Originally Posted by
Lonewolf_50
This makes it hard to swallow your argument with TommyL, - I can't find a rational way to counter his voiced concern until a) the root cause is identified/agreed and b) the root cause is addressed/resolved/mitigated.
The failure mode that led to this crash is the antithesis of graceful degradation: seems to me that everyone -- pilots, OEMs, passengers, maintenance/engineering, operations folks -- should be speaking with one voice. This needs to be figured out and not guessed at.

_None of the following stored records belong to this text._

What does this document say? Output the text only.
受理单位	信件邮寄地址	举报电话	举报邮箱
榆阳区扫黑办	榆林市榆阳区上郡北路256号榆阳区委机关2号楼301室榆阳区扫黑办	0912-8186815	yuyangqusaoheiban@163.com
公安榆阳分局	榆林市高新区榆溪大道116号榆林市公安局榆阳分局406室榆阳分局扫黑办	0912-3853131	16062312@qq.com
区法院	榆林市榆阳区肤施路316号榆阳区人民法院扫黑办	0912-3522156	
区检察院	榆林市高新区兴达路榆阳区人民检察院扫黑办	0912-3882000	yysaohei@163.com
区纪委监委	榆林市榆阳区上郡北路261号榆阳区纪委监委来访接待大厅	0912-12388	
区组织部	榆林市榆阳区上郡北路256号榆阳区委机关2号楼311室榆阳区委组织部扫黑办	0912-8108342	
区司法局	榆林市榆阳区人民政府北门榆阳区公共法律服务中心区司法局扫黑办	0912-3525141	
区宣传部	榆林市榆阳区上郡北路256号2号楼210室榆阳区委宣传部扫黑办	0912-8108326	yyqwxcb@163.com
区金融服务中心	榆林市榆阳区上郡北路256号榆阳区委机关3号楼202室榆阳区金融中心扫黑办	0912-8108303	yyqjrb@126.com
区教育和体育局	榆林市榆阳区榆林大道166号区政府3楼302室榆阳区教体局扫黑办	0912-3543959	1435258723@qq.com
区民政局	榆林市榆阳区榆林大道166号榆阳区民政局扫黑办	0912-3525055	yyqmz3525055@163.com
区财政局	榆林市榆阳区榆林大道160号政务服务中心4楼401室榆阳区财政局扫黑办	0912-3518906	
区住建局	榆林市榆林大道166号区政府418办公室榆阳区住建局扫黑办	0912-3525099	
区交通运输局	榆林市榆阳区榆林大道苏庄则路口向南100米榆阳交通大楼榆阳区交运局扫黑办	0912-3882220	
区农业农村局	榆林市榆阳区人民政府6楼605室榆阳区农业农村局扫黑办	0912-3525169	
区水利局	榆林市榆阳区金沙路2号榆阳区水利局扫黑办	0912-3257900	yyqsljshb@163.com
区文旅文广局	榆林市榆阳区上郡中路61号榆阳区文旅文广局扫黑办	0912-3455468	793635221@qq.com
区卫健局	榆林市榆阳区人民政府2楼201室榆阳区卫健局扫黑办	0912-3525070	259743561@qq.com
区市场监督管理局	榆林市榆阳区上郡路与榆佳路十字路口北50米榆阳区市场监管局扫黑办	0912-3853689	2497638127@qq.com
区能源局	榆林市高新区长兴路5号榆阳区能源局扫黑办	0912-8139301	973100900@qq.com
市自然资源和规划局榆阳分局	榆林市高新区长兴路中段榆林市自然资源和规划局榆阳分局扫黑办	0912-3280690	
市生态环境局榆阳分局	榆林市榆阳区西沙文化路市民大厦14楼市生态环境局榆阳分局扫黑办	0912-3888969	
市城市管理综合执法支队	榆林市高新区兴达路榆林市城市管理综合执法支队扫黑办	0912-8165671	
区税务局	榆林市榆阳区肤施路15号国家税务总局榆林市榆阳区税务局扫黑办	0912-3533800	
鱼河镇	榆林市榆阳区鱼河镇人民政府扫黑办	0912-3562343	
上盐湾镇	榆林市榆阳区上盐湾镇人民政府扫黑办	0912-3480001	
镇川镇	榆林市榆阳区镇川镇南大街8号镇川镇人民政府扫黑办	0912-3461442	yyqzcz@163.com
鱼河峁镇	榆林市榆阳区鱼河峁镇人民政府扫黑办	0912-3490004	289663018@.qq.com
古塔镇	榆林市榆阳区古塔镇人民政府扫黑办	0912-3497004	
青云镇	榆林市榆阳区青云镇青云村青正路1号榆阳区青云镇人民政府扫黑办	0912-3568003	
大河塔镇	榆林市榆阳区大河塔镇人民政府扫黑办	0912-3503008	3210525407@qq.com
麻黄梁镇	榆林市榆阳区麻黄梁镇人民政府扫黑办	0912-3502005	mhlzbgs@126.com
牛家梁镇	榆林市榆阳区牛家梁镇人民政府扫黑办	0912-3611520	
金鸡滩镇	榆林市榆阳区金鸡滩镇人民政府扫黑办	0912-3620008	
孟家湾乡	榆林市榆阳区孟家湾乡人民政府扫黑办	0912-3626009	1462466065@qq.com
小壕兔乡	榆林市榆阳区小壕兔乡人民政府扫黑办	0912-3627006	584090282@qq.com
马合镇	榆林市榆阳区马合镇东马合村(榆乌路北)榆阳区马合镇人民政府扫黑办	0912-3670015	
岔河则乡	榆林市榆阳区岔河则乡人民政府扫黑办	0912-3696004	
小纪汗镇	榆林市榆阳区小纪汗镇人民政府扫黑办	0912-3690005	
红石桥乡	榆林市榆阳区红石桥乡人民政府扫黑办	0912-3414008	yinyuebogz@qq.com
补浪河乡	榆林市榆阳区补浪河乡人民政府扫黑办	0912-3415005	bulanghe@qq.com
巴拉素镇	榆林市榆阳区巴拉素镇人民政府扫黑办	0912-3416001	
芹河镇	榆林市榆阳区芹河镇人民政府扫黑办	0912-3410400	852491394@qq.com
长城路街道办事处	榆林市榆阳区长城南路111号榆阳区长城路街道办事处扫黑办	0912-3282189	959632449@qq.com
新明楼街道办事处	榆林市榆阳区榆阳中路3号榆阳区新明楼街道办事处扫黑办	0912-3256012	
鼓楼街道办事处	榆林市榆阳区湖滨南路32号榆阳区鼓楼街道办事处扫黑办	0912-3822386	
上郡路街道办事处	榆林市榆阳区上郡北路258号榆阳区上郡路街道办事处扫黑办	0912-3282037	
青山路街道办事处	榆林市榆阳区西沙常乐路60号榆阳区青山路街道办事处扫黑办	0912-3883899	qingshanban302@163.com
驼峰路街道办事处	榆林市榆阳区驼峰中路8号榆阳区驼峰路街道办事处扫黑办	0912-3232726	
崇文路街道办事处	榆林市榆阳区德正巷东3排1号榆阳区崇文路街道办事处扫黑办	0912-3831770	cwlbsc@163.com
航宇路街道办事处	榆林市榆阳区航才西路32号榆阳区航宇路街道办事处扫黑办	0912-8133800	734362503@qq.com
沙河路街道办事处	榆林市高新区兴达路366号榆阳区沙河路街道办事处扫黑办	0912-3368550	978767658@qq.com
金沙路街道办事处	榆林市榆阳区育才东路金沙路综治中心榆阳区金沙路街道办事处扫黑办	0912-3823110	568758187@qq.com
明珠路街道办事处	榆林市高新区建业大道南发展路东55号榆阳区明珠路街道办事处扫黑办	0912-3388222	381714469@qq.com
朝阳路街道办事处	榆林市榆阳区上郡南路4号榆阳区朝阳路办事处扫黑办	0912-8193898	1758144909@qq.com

My argument with TommyL et al is that there shouldn't be a clamour to kill the EC225 whilst the facts remain unknown. I'll agree that this latest news is not good and if it transpires that there was a flaw in one of the planet gears that caused the catastrophe, and there were no prior warnings such as chips or VHM in the preceding days, and there was no obvious maintenance error either on the aircraft or at the gearbox maintenance facility (or a manufacturing error for that matter) then I will be in the queue to say that the 225 shouldn't fly again unless the issue can be robustly and fundamentally addressed. But so far we don't have the information to make that call. We don't know the epicyclic module's history, when and where it was last overhauled, seen the records from the overhaul, know whether there were any chip or VHM warnings. In fact so far we know very little and it is thus too early to condemn the 225.